My recovery shouldn't be too rough if I do what I'm supposed to and I TRY(instead of just lie there lazily) to recover. I want to be active again so I'm not worried about that. I'm also going to buy a sort of girdle thing that you can wear while your sleeping - or not, but it should help hold everything together and help with the recovery.
This is all so weird. That's all that I can think to describe it. Weird. I didn't think I would have anything like this ever. I thought I would have a normal pregnancy. I'm not going to get into it on this post. I'm going to write a seperate one on how I feel.

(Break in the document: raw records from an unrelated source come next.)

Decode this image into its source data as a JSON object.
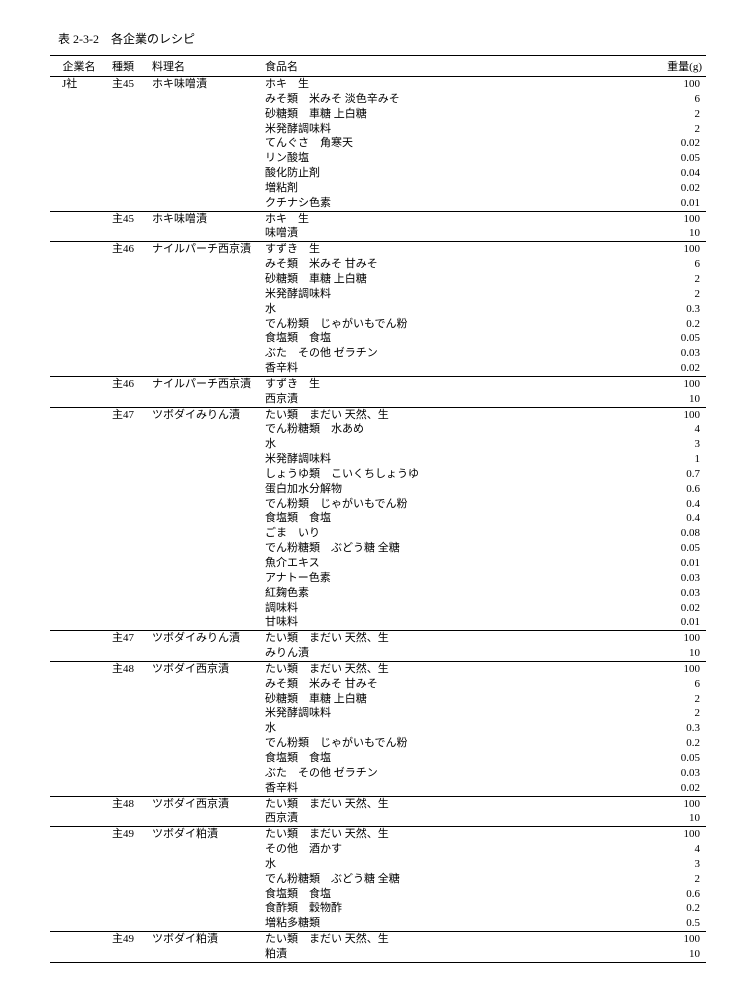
{
  "title": "表 2-3-2　各企業のレシピ",
  "columns": [
    "企業名",
    "種類",
    "料理名",
    "食品名",
    "重量(g)"
  ],
  "groups": [
    {
      "company": "J社",
      "type": "主45",
      "dish": "ホキ味噌漬",
      "rows": [
        [
          "ホキ　生",
          "100"
        ],
        [
          "みそ類　米みそ 淡色辛みそ",
          "6"
        ],
        [
          "砂糖類　車糖 上白糖",
          "2"
        ],
        [
          "米発酵調味料",
          "2"
        ],
        [
          "てんぐさ　角寒天",
          "0.02"
        ],
        [
          "リン酸塩",
          "0.05"
        ],
        [
          "酸化防止剤",
          "0.04"
        ],
        [
          "増粘剤",
          "0.02"
        ],
        [
          "クチナシ色素",
          "0.01"
        ]
      ]
    },
    {
      "company": "",
      "type": "主45",
      "dish": "ホキ味噌漬",
      "rows": [
        [
          "ホキ　生",
          "100"
        ],
        [
          "味噌漬",
          "10"
        ]
      ]
    },
    {
      "company": "",
      "type": "主46",
      "dish": "ナイルパーチ西京漬",
      "rows": [
        [
          "すずき　生",
          "100"
        ],
        [
          "みそ類　米みそ 甘みそ",
          "6"
        ],
        [
          "砂糖類　車糖 上白糖",
          "2"
        ],
        [
          "米発酵調味料",
          "2"
        ],
        [
          "水",
          "0.3"
        ],
        [
          "でん粉類　じゃがいもでん粉",
          "0.2"
        ],
        [
          "食塩類　食塩",
          "0.05"
        ],
        [
          "ぶた　その他 ゼラチン",
          "0.03"
        ],
        [
          "香辛料",
          "0.02"
        ]
      ]
    },
    {
      "company": "",
      "type": "主46",
      "dish": "ナイルパーチ西京漬",
      "rows": [
        [
          "すずき　生",
          "100"
        ],
        [
          "西京漬",
          "10"
        ]
      ]
    },
    {
      "company": "",
      "type": "主47",
      "dish": "ツボダイみりん漬",
      "rows": [
        [
          "たい類　まだい 天然、生",
          "100"
        ],
        [
          "でん粉糖類　水あめ",
          "4"
        ],
        [
          "水",
          "3"
        ],
        [
          "米発酵調味料",
          "1"
        ],
        [
          "しょうゆ類　こいくちしょうゆ",
          "0.7"
        ],
        [
          "蛋白加水分解物",
          "0.6"
        ],
        [
          "でん粉類　じゃがいもでん粉",
          "0.4"
        ],
        [
          "食塩類　食塩",
          "0.4"
        ],
        [
          "ごま　いり",
          "0.08"
        ],
        [
          "でん粉糖類　ぶどう糖 全糖",
          "0.05"
        ],
        [
          "魚介エキス",
          "0.01"
        ],
        [
          "アナトー色素",
          "0.03"
        ],
        [
          "紅麹色素",
          "0.03"
        ],
        [
          "調味料",
          "0.02"
        ],
        [
          "甘味料",
          "0.01"
        ]
      ]
    },
    {
      "company": "",
      "type": "主47",
      "dish": "ツボダイみりん漬",
      "rows": [
        [
          "たい類　まだい 天然、生",
          "100"
        ],
        [
          "みりん漬",
          "10"
        ]
      ]
    },
    {
      "company": "",
      "type": "主48",
      "dish": "ツボダイ西京漬",
      "rows": [
        [
          "たい類　まだい 天然、生",
          "100"
        ],
        [
          "みそ類　米みそ 甘みそ",
          "6"
        ],
        [
          "砂糖類　車糖 上白糖",
          "2"
        ],
        [
          "米発酵調味料",
          "2"
        ],
        [
          "水",
          "0.3"
        ],
        [
          "でん粉類　じゃがいもでん粉",
          "0.2"
        ],
        [
          "食塩類　食塩",
          "0.05"
        ],
        [
          "ぶた　その他 ゼラチン",
          "0.03"
        ],
        [
          "香辛料",
          "0.02"
        ]
      ]
    },
    {
      "company": "",
      "type": "主48",
      "dish": "ツボダイ西京漬",
      "rows": [
        [
          "たい類　まだい 天然、生",
          "100"
        ],
        [
          "西京漬",
          "10"
        ]
      ]
    },
    {
      "company": "",
      "type": "主49",
      "dish": "ツボダイ粕漬",
      "rows": [
        [
          "たい類　まだい 天然、生",
          "100"
        ],
        [
          "その他　酒かす",
          "4"
        ],
        [
          "水",
          "3"
        ],
        [
          "でん粉糖類　ぶどう糖 全糖",
          "2"
        ],
        [
          "食塩類　食塩",
          "0.6"
        ],
        [
          "食酢類　穀物酢",
          "0.2"
        ],
        [
          "増粘多糖類",
          "0.5"
        ]
      ]
    },
    {
      "company": "",
      "type": "主49",
      "dish": "ツボダイ粕漬",
      "rows": [
        [
          "たい類　まだい 天然、生",
          "100"
        ],
        [
          "粕漬",
          "10"
        ]
      ]
    }
  ]
}
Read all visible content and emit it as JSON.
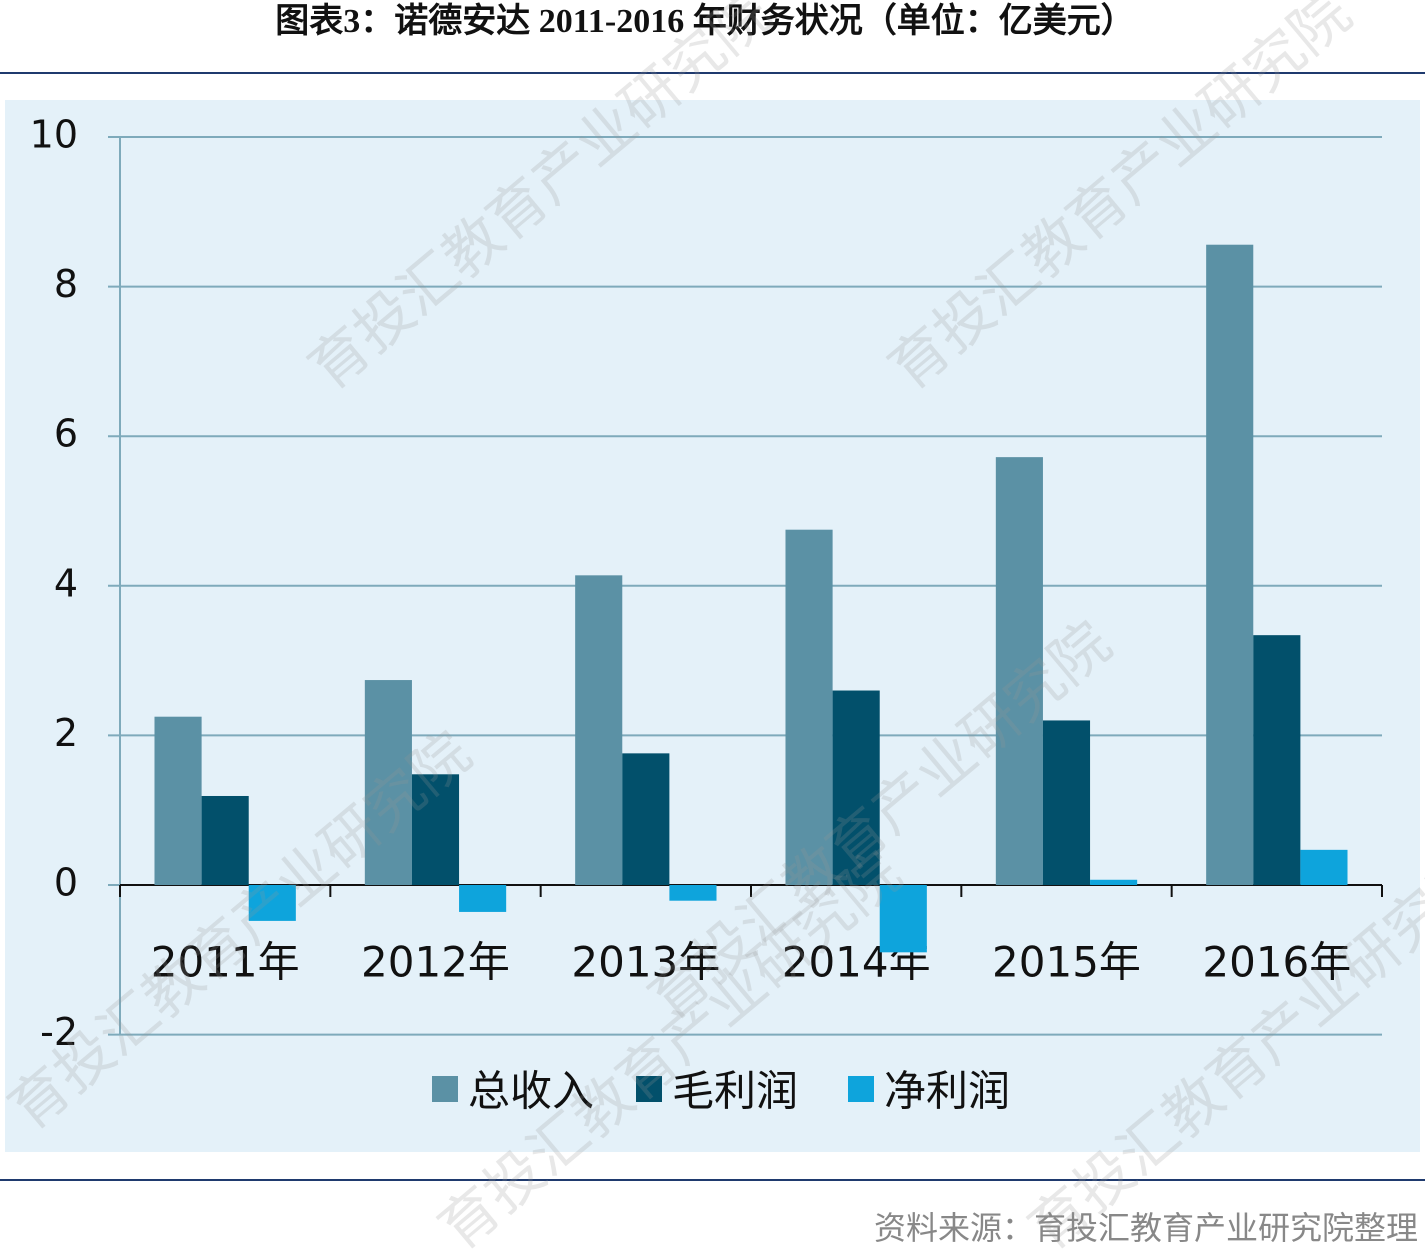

Moving on to this last week:
- stronger worse cramps in front and back
- sharp rib pain
- lack of nesting, lack of motivation
- found I like decorating onsies and I am currently making a boppy cover
- made two nursing covers and am going to make two more - very impressed with myself
- trouble sleeping - saturday night or sunday morning I was up from 4 a.m. to 6:30 a.m. I layed in bed for an hour and a half trying to fall back asleep. Finally, after starting to feel really sick to my stomach I got up, ate and read and then went back to bed.
- had one day where she didn't move until late afternoon and it scared me to death
- then every single day after that she has been moving nonstop it feels like - I can't believe it. She is SO ACTIVE!
- the poor thing hiccups 5-10 times a day. Probably more like 10. And it is a hard thumping that reverberates through my uterus. You can see my belly jump.
- bought the last of the things I need. 2 bottles and a sleep positioner. I'm ready - good thing too, since she could come any day.
- Jaren is afraid to leave me alone because the doctor mentioned seizures. I'm not worried, they will take her out before it ever came close to that. And it's weird because I feel okay.... so it's weird to know what's going on with my body.
Swollen body! Big baby.
Big belly, but no stretch marks! (On my belly... other places - that's a different story)
Belly button is still an innie! Rather shallow and small now.